Making ownership a reality

A manager who encourages ownership plays more of a coaching role than a managerial, controlling role. The skill is to equip your employees with the right tools to make independent decisions and to find their own path. They need to gain the confidence to be able to start doing so. The following tips will help to make ownership successful:

Tips

  • Let go
    Teach yourself to sit on your hands and not intervene too quickly. However tempting it may be to get involved. If you see, for example, that someone is not able to reach a decision (fast enough), still leave the employee to make the decision on their own. This is the only way to make someone really feel responsible and able to show their ownership. Otherwise it has once again become your project, your idea or your plan.

  • Offer clarity
    To be able to really develop ownership properly, clear reference frameworks are needed. For an employee who makes a decision independently and is held responsible for it, it is important that he knows where exactly the boundary of their responsibility lies. Define goals using SMART and define the limits of the task clearly. This creates clarity, which means that employees feel safe and dare to make mistakes.

  • Celebrate successes
    Always give feedback, including during the course of a project. Some goals can probably only be achieved over a rather long time frame. In these cases, it is really good to talk about what is going well in the meantime. If necessary, set up smaller goals as interim steps, so that people can see that progress is being made. This helps employees to remain motivated. By focussing attention explicitly on what is going well, you also increase the self-confidence of your employees and their trust in each other and in you.
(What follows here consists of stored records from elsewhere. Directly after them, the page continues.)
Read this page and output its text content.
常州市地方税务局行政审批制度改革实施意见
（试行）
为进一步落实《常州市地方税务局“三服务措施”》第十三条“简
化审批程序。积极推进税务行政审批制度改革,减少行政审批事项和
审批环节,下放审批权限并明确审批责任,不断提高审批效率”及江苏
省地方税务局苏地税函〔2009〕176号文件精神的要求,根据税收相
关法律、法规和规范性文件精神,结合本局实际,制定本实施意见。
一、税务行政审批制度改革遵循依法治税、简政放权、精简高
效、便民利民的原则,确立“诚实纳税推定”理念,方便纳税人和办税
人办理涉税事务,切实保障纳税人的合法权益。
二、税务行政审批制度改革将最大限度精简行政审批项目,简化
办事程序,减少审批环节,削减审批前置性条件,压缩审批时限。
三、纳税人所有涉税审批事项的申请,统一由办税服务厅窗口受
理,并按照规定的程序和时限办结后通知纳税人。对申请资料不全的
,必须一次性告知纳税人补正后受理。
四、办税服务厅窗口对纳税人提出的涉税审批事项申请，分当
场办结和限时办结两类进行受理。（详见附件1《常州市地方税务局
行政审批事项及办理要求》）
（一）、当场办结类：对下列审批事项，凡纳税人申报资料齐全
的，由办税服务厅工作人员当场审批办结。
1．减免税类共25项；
  • Leave space for mistakes
    To err is human, especially when people are doing something for the first time. Making mistakes is also an amazing learning tool, because no-one really wants to make the same blunder twice. Especially not if on the first occasion you met with understanding from your manager and confidence that you would do it right the next time. Never punish people hard for mistakes, but always ask what can be done to resolve them and prevent them happening next time. Say aloud that you trust that the person has learned from it.

  • Be honest
    If it appears that someone is a square peg in a round hole, then be honest, talk about it and don't keep muddling through for ages. This may appear harsh, but you are giving someone else the chance to look around at what might well suit them better. This is doing your employee, your team and yourself a service in the long term.

Challenge

You can fan the flames of responsibility by actively involving your employees in the goals that you want to achieve. Sit down and talk to your employees and ask what they think is the best way to achieve a certain goal. For example:

  • How can you make sure that you carry on doing your work in the way that suits you?
  • What job would allow you to use your abilities to best effect?
  • What activities do you enjoy doing most?
  • Where do you see yourself in this organisation in five years time?
  • What is stopping you from achieving your goal?
  • Where can I, as your manager, best support you?
  • What skills do you want to develop in the near future, and why?
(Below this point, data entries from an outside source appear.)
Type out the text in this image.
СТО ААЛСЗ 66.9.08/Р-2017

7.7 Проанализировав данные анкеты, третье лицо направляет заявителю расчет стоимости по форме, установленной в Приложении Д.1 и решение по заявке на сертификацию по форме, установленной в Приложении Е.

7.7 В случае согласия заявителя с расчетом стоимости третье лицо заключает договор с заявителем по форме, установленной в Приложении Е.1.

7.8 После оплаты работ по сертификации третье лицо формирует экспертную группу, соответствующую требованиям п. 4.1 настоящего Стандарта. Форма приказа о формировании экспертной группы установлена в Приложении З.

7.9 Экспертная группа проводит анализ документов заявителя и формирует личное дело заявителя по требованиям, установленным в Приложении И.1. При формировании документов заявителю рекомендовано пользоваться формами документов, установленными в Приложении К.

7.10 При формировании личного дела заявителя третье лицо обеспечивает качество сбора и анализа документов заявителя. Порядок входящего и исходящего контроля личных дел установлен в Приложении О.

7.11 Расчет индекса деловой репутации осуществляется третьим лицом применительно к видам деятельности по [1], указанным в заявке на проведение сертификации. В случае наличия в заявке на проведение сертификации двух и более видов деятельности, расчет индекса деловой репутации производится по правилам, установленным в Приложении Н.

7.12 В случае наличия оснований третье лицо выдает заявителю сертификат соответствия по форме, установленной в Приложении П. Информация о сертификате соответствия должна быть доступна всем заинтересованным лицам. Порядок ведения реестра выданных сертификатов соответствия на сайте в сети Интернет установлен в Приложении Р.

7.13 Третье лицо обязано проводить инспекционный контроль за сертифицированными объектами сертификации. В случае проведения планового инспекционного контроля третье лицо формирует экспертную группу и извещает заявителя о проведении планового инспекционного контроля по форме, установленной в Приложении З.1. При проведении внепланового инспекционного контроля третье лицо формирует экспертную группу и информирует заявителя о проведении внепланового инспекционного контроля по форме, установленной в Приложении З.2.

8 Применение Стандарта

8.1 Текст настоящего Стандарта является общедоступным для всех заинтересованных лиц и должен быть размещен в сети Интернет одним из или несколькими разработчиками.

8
Invite your employees in this way to think for themselves about the various ways in which something can best be achieved. Then you need to give your employees the opportunity to follow through independently on what they thought out for themselves. This means that you not only make people responsible for achieving a goal, but you also hand over the process to them. That is true ownership. People will feel more responsible for something that they thought of for themselves, feel is important to them and can carry out for themselves.